I'm not sure I can just restrict the user from being able to access the global or top-level domain, because if I do, how can they develop anything that spans all domains?  



Of course, if I give them access to the global and/or top-level domain, they're going to be able to see data in all domains if they pull up the user, company or CI tables - regardless of whether I remove those domains from the domain picker or not.



So do I have any options here that don't involve a ton of scripting?


0 Helpfuls

Go to solution
jamie_girouard
Giga Expert

‎07-14-2014 06:53 PM

I'm going to try to re-ask this question...



I have this domain separation hierarchy set up



TOP


|


TOP/MSP (which has access to TOP)


|


TOP/MSP/CUSTOMERX


TOP/MSP/CUSTOMERY


TOP/MSP/CUSTOMERZ



We have records created for TOP/MSP as well as TOP/MSP/CUSTOMERX, TOP/MSP/CUSTOMERY, TOP/MSP/CUSTOMERZ.



I will have users that CANNOT have access to records for TOP/MSP/CUSTOMERZ, but can have access to records in TOP/MSP, TOP/MSP/CUSTOMERX and TOP/MSP/CUSTOMERY.  



How do I accomplish this in domain separation, using Calgary?   Right now, when I try to create a new domain called TOP/MSP/TECHNICIAN, I can set up the contains domains so that it will only allow access to CUSTOMERX and CUSTOMERY, but when I try to add TOP/MSP to the mix, I'm hosed.   What are my options here?


0 Helpfuls

Go to solution
jamie_girouard
Giga Expert
In response to jamie_girouard

‎07-16-2014 03:43 PM

After some assistance from a helpful chap at ServiceNow, I have an answer to my dilemma:



  • I created a group that would contain all of the users whom I need to limit access for.
  • I created an access control rule for all tables that would check to see if the user was in the "limited access" group and the sys_domain of the record for the domain that needed this restriction.

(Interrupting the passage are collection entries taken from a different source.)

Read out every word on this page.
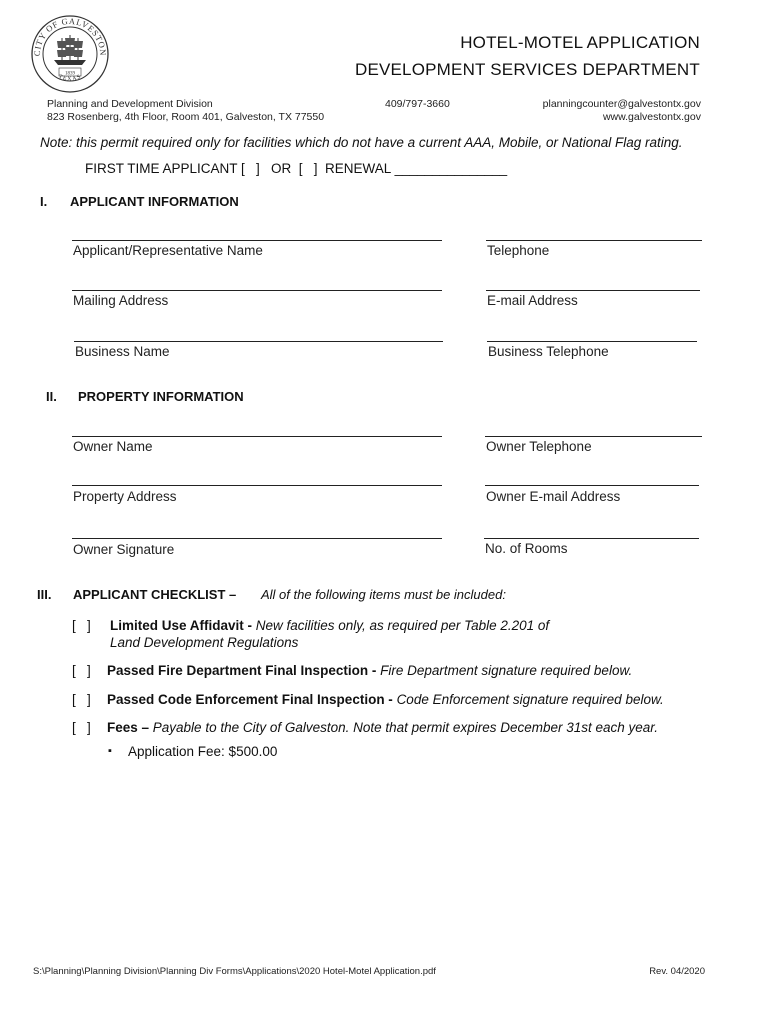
CITY OF GALVESTON
TEXAS
1839
HOTEL-MOTEL APPLICATION
DEVELOPMENT SERVICES DEPARTMENT
Planning and Development Division
823 Rosenberg, 4th Floor, Room 401, Galveston, TX 77550
409/797-3660	planningcounter@galvestontx.gov
www.galvestontx.gov
Note: this permit required only for facilities which do not have a current AAA, Mobile, or National Flag rating.
FIRST TIME APPLICANT [   ]   OR  [   ]  RENEWAL _______________
I. APPLICANT INFORMATION
Applicant/Representative Name	Telephone
Mailing Address	E-mail Address
Business Name	Business Telephone
II. PROPERTY INFORMATION
Owner Name	Owner Telephone
Property Address	Owner E-mail Address
Owner Signature	No. of Rooms
III. APPLICANT CHECKLIST – All of the following items must be included:
[   ] Limited Use Affidavit - New facilities only, as required per Table 2.201 of
Land Development Regulations
[   ] Passed Fire Department Final Inspection - Fire Department signature required below.
[   ] Passed Code Enforcement Final Inspection - Code Enforcement signature required below.
[   ] Fees – Payable to the City of Galveston. Note that permit expires December 31st each year.
▪ Application Fee: $500.00
S:\Planning\Planning Division\Planning Div Forms\Applications\2020 Hotel-Motel Application.pdf	Rev. 04/2020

if (current.sys_domain == {your sys_id} && gs.getUser().isMemberOf({your limiting group sys_id})){ answer = false; } else { answer = true; }



  • If you need to apply this to admins, you need to make sure the "admin override" option is unchecked.
  • I did have to create a similar, but separate access control role for the sys_user table - not sure why, may be specific to my instance.